It seemed like a recipe for disaster: Take three hard-partying comedians and one first-time director. Put them on a Florida golf course with a $6 million budget. Add cocaine. Shake well.
The result: “Caddyshack,” Harold Ramis’ gloriously anarchic comedy that was released on July 25, 1980. Nothing about it should have worked — yet, somehow, everything did.
Forty years later, “Caddyshack” still stands as the quintessential summer comedy: rude, crude, unabashedly juvenile. Critics dismissed it as a slapdash copy of 1978’s “Animal House,” which of course it was. But nobody could deny that its three stars — “Saturday Night Live” alums Bill Murray and Chevy Chase, plus stand-up comic Rodney Dangerfield — were firing on all cylinders, riffing in every scene and coming up with pure gold. If the whole movie seemed like a big, happy, drug-fueled accident, well, it pretty much was.
The screenplay, written by Ramis and Douglas Kenney (both of “Animal House”) and Brian Doyle-Murray (Bill Murray’s brother, who plays a small role), isn’t much to speak of. Its hero is Danny Noonan (Michael O’Keefe), a young golf caddie hoping to win a scholarship from the posh Bushwood Country Club, where he works. Meanwhile, tacky businessman Al Czervik (Dangerfield, in eye-watering plaid) barges into the club, horrifying such upper-crust members as Judge Smails (a never-better Ted Knight). Popping in and out of the story are Ty Webb (Chase), a glib golf pro, and Carl Spackler (Murray), a mentally unbalanced groundskeeper trying to assassinate a gopher.
None of it adds up, but as Murray said in “Meatballs” (another predecessor to this movie): It just doesn’t matter! We have Dangerfield, firing off one-liners like “This guy keeps calling me a baboon, he thinks I’m his wife!” We have Chase, whose chaotic sex-scene with Cindy Morgan (as Lacey Underall) rivals the great routines of Groucho Marx and Margaret Dumont. And we have Murray, reportedly working entirely off-script; his famous “Cinderella story” monologue was improvised on the spot.

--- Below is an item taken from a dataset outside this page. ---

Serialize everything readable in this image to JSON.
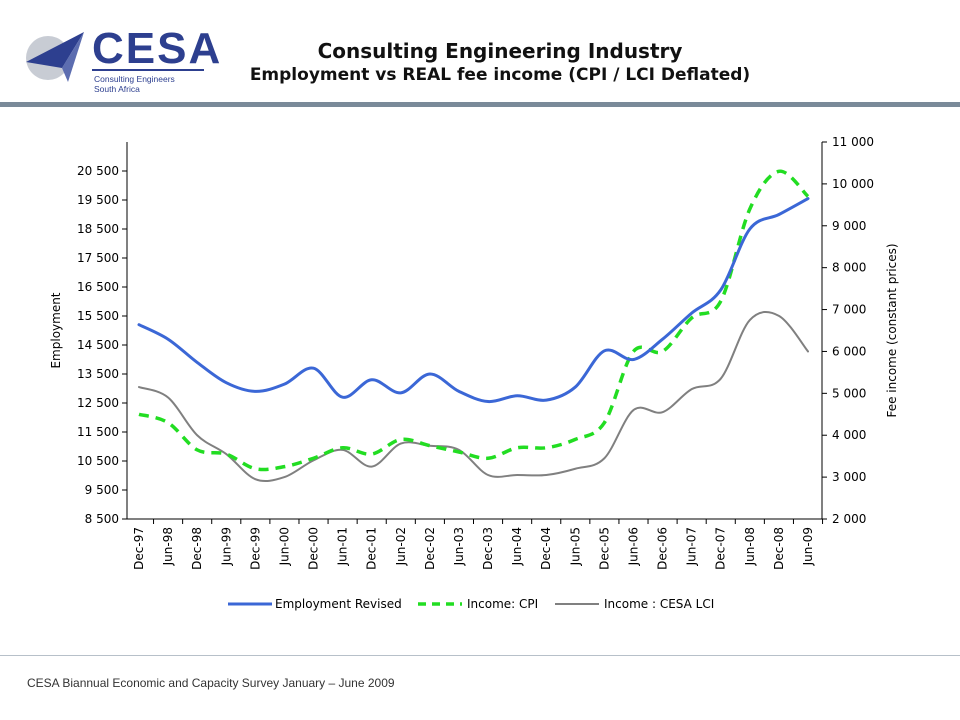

Last but far from least is Ted Knight, rising above his straight-man role with a masterful performance of stuffed-shirt bloviation.
It isn’t just coherence that Ramis throws out the window, but basic realism. In the club’s swimming pool, a dozen slobs suddenly perform a synchronized water-ballet. Czervik carries a high-tech golf bag that rockets his clubs into the air. And let’s not forget that gopher, who burrows across the greens like Bugs Bunny and dances to the Kenny Loggins theme song, “I’m Alright.”
“Caddyshack” is clearly meant for males — more accurately, for pubescent boys. That means we get one of cinema’s finest poop jokes (the Baby Ruth in the swimming pool), but it also means women get short shrift. They exist mostly to show us their bodies and give us a contraband thrill, like finding a porn magazine in dad’s closet. The nudity surely helped sell tickets, but it’s also a limiting factor. If not for the sex and drugs on screen, “Caddyshack” would be heaven for just about any 12-year-old.
Drugs, though, were baked into the movie: Both and cast and crew were often high as kites during production. O’Keefe, in a recent interview with People magazine, said lunchtime also meant cocaine time, and Murray was known for his overnight benders. The substances may have fueled the magic. Still, one dark cloud trails the movie: Co-writer Kenney spiraled into drink and depression following the negative reviews, and weeks later fell to his death from a cliff in Hawaii.
Had Kenney lived, he would have seen “Caddyshack” snowball in popularity to become one of the best-loved comedies of the modern era. Warner Bros. released a 1998 sequel, “Caddyshack II,” with only Chase reprising his role, but the spark was gone. “Caddyshack” remains a lightning-in-a-bottle moment, unlikely ever to be repeated.